President Trump repeatedly has warned states not to complain about how much they are receiving, including Friday during a White House briefing, where he advised Vice President Pence not to call governors who are critical of the administration’s response. “I want them to be appreciative,” he said.

[...]

Trump and Pence also urge states to buy supplies on their own. During the March 19 briefing, Trump said governors “are supposed to be doing a lot of this work. . . . You know, we’re not a shipping clerk.”

State officials say the advice is unrealistic.

“Allowing the free market to determine availability and pricing is not the way we should be dealing with this national crisis at this time,” said Virginia Gov. Ralph Northam (D). “This is why we need a nationally led response.”

[...]

Leaders in the District, Maryland and Virginia say their requests for aid from the stockpile have come up short. They have been competing with their counterparts to try to buy gear on the open market.

“The federal government has the keys to the front door,” said Nirav Shah, Maine’s state health officer and director of its own Center for Disease Control and Prevention. He said the state has been scouring the country and overseas for companies that can supply protective masks.

[...]

“There is no [protective gear] to be bought on the private market through vendors,” said Kevin Donovan, president of Lakes Regional HealthCare, which has two hospitals in central New Hampshire. “We order but don’t have any money to pay for it,” because companies manufacturing masks and other emergency gear are demanding cash payments on delivery. Donovan said his hospitals, like others, are low on cash because they have canceled the elective procedures that are their moneymakers.
Medicare for all.
The last time it was deployed on a national basis was during the 2009 H1N1 influenza pandemic, when the stockpile distributed 85 million N95 respirators, along with millions of other masks, gowns and gloves. Afterward, trade groups and public health agencies called for the stock of masks to be replenished, but the supplies were not significantly restored, according to health-care industry and public health experts.

Officials at the CDC, which previously oversaw the stockpile, focused their annual budget of roughly $600 million over the past decade purchasing lifesaving drugs and equipment for bioterror and other attacks, rather than equipment vital in a viral pandemic.

In late 2018, the Trump administration transferred responsibility for managing the stockpile from the CDC to a different part of HHS — a controversial move resisted by the CDC that placed the stockpile under the assistant secretary for preparedness and response (ASPR).

[...]

The CDC still oversees clinical guidance to state health departments responding to public health threats, including infectious diseases. But the stockpile’s resources are now under ASPR.

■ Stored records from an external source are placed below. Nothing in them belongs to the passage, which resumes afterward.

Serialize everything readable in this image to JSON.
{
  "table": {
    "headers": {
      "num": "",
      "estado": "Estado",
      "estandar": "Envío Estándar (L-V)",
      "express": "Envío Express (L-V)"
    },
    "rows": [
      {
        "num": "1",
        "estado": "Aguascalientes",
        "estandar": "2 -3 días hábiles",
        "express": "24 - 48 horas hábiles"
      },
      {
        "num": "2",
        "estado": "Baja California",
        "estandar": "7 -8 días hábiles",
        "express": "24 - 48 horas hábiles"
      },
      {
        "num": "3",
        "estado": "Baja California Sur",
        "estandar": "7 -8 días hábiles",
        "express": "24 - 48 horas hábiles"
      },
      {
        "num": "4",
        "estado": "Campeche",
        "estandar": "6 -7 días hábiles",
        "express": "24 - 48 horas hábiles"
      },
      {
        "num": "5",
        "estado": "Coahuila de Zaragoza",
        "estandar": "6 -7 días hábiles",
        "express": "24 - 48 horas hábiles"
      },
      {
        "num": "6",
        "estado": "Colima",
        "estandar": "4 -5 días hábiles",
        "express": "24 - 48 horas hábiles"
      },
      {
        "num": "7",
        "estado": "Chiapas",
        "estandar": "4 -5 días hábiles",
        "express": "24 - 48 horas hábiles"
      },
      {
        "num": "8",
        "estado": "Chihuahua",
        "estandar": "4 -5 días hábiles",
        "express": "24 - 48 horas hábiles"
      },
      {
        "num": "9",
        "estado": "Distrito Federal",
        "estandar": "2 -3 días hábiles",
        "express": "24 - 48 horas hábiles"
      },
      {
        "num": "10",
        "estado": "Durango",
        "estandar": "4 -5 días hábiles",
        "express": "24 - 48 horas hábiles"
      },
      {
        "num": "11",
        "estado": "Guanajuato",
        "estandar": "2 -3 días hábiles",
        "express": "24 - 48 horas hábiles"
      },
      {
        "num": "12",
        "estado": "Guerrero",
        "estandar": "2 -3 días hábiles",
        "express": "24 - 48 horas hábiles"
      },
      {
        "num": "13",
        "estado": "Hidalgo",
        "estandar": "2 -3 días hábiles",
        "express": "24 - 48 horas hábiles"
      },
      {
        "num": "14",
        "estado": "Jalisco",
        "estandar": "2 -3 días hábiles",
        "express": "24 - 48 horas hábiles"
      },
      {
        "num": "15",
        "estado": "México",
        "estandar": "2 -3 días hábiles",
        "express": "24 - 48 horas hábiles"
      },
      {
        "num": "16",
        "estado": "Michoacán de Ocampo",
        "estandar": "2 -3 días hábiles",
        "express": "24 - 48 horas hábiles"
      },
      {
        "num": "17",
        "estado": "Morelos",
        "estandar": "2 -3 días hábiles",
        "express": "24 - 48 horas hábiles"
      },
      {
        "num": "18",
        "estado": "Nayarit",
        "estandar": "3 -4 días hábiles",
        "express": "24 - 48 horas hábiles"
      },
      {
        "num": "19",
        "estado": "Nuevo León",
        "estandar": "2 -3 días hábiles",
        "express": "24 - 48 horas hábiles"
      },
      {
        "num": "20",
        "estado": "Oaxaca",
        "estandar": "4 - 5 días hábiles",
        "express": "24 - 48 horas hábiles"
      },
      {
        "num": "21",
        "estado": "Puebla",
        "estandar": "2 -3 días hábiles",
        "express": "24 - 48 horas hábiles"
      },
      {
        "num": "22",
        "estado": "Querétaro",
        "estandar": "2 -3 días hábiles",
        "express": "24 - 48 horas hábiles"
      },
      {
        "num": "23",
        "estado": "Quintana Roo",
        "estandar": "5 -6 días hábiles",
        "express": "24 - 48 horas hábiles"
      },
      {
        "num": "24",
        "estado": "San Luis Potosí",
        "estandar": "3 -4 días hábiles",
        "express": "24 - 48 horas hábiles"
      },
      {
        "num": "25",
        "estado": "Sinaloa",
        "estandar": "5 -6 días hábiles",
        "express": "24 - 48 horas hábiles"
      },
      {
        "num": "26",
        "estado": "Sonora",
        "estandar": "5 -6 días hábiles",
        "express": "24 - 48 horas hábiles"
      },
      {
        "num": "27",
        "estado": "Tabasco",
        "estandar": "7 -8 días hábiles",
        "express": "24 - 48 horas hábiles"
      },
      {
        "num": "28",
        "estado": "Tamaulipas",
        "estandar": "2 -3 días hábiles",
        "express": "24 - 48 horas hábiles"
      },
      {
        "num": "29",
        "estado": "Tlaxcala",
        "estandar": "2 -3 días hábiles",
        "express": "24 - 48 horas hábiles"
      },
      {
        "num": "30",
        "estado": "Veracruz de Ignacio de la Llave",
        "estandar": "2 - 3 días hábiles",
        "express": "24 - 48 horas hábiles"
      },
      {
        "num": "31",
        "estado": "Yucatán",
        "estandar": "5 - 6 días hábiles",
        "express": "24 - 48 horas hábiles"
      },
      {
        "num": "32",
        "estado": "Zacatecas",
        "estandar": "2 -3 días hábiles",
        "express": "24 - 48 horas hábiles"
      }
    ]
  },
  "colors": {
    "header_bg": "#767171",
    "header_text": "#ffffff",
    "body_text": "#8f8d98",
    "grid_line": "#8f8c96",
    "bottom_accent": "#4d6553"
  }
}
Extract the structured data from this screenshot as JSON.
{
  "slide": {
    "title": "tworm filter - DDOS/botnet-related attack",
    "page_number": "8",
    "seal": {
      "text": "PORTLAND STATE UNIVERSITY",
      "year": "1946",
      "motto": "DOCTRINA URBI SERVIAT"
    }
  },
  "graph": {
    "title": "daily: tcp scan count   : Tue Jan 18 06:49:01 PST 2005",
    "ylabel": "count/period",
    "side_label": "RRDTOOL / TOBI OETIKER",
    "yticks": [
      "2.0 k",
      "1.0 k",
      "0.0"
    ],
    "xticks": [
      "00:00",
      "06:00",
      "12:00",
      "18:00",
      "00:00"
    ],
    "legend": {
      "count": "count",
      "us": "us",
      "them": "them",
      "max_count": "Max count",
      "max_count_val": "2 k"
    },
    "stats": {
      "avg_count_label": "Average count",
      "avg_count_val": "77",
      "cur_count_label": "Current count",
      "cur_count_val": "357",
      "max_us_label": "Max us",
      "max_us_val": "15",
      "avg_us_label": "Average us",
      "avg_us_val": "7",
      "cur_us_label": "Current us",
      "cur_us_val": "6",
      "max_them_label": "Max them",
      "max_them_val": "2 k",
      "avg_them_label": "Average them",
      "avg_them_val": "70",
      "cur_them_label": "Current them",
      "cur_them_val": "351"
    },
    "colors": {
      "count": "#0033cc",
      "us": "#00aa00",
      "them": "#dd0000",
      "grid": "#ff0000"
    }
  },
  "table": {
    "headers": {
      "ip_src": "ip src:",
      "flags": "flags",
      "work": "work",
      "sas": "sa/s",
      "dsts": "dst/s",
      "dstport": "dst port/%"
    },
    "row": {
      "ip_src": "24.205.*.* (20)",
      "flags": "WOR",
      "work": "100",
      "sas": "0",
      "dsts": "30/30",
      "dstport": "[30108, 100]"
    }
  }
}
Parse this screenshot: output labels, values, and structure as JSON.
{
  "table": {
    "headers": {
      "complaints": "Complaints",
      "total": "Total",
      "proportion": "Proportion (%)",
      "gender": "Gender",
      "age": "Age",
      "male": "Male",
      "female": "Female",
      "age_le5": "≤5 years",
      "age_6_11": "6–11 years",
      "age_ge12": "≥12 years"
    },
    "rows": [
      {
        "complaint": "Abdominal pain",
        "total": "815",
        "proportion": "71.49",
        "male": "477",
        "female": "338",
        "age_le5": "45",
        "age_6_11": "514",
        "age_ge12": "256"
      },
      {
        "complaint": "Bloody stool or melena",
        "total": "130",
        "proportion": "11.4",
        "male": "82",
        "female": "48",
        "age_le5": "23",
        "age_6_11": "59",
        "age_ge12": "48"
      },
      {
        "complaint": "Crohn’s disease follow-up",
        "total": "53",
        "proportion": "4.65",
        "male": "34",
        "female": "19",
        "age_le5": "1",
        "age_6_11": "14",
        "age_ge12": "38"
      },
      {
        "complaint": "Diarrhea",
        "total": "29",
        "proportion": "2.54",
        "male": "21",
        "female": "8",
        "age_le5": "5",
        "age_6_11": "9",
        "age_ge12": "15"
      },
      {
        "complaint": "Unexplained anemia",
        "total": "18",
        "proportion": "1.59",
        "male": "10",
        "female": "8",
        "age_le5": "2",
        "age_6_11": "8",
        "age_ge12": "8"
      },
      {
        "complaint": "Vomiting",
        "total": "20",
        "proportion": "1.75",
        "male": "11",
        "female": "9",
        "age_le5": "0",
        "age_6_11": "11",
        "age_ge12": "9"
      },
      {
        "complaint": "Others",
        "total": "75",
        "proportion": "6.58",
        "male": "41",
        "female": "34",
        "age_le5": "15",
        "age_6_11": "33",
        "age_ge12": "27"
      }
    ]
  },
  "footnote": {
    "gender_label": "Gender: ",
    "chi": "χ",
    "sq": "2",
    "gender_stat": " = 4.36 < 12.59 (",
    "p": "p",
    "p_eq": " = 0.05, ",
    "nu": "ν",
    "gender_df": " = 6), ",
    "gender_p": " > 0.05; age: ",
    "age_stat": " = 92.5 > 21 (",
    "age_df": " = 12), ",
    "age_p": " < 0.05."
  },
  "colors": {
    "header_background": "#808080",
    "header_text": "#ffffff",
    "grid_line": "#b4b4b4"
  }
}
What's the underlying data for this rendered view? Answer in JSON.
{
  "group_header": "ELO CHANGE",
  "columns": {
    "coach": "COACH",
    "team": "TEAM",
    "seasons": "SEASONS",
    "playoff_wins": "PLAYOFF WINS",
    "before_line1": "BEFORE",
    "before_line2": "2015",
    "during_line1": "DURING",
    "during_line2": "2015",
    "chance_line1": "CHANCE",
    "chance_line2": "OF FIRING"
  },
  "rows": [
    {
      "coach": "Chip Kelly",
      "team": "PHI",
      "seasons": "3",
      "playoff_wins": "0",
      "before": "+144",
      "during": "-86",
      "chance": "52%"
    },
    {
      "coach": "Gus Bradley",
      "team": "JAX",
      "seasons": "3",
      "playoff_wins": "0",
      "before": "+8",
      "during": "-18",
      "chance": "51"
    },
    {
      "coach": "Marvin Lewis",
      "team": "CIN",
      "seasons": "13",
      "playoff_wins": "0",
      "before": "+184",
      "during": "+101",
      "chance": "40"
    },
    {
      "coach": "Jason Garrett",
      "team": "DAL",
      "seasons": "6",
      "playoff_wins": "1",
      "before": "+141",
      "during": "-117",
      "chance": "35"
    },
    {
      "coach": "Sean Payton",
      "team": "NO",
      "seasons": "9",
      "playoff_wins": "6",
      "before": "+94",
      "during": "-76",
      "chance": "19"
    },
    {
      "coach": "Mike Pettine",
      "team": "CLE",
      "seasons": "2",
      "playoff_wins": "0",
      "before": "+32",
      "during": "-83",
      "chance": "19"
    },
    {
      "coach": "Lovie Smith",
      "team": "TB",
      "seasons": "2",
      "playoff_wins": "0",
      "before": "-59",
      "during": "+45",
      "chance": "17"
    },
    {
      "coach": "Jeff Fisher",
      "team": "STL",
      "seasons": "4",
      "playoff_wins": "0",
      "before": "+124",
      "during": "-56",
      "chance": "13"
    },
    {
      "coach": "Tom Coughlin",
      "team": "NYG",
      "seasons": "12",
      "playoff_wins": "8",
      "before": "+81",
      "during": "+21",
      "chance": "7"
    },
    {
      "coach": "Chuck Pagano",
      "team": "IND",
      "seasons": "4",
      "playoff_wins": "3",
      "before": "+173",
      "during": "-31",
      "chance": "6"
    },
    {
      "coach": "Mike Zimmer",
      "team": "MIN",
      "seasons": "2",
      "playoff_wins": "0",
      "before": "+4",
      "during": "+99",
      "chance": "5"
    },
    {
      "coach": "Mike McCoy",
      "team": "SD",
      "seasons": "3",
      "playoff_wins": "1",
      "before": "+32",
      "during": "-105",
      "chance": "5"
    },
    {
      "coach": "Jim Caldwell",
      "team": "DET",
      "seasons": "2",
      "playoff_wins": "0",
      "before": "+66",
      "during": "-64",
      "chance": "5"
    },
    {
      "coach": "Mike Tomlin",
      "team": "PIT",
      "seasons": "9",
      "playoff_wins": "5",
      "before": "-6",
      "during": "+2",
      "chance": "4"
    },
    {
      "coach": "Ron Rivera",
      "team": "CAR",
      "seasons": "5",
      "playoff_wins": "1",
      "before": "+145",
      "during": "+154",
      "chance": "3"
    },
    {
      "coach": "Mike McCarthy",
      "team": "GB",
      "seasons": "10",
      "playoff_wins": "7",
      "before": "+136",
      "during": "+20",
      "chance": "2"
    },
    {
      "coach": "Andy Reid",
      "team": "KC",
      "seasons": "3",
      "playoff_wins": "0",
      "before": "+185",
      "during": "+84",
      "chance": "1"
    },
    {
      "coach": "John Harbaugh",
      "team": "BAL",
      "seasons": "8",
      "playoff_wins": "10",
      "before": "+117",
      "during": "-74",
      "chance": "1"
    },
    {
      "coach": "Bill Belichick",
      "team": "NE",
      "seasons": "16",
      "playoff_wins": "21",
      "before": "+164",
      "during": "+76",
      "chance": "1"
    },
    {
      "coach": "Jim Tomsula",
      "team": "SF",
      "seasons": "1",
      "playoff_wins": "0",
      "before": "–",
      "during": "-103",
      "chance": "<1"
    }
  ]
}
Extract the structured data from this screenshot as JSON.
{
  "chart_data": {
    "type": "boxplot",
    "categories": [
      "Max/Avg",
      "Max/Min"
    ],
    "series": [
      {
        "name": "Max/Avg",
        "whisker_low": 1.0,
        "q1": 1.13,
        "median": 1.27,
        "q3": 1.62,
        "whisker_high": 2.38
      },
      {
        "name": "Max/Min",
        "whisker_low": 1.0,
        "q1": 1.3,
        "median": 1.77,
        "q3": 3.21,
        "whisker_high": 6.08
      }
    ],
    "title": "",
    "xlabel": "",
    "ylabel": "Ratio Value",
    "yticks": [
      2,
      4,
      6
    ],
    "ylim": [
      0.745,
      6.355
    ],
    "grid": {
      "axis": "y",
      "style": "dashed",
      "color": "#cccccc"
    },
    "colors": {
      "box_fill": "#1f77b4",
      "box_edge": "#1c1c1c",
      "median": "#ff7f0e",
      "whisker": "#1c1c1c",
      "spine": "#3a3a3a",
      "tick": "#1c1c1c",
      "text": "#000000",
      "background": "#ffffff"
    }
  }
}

“The transition has been difficult because the left hand is not talking to the right hand,” said one state health official with more than a decade of experience in emergency preparedness.

[...]

HHS officials have sparred for more than a year with White House budget officials over money to buy more stockpile supplies.

In February 2019, the White House was planning for a presidential executive order on preparing for a potential flu pandemic. HHS requested a more than $11 billion investment over 10 years for ASPR, including $2.7 billion for “treatment and control.” a

[...]

But the executive order issued by Trump in September 2019 did not include that money.

In late January, Azar began telling OMB about the need for a supplemental budget request for stockpile supplies — and was rebuffed at a time when the White House did not yet acknowledge any supplemental money would be needed.

[...]

In mid-March, Trump declared the coronavirus outbreak a national emergency. As a result, control of the stockpile shifted again — from HHS to FEMA.
...but hey, do what you want...you will anyway.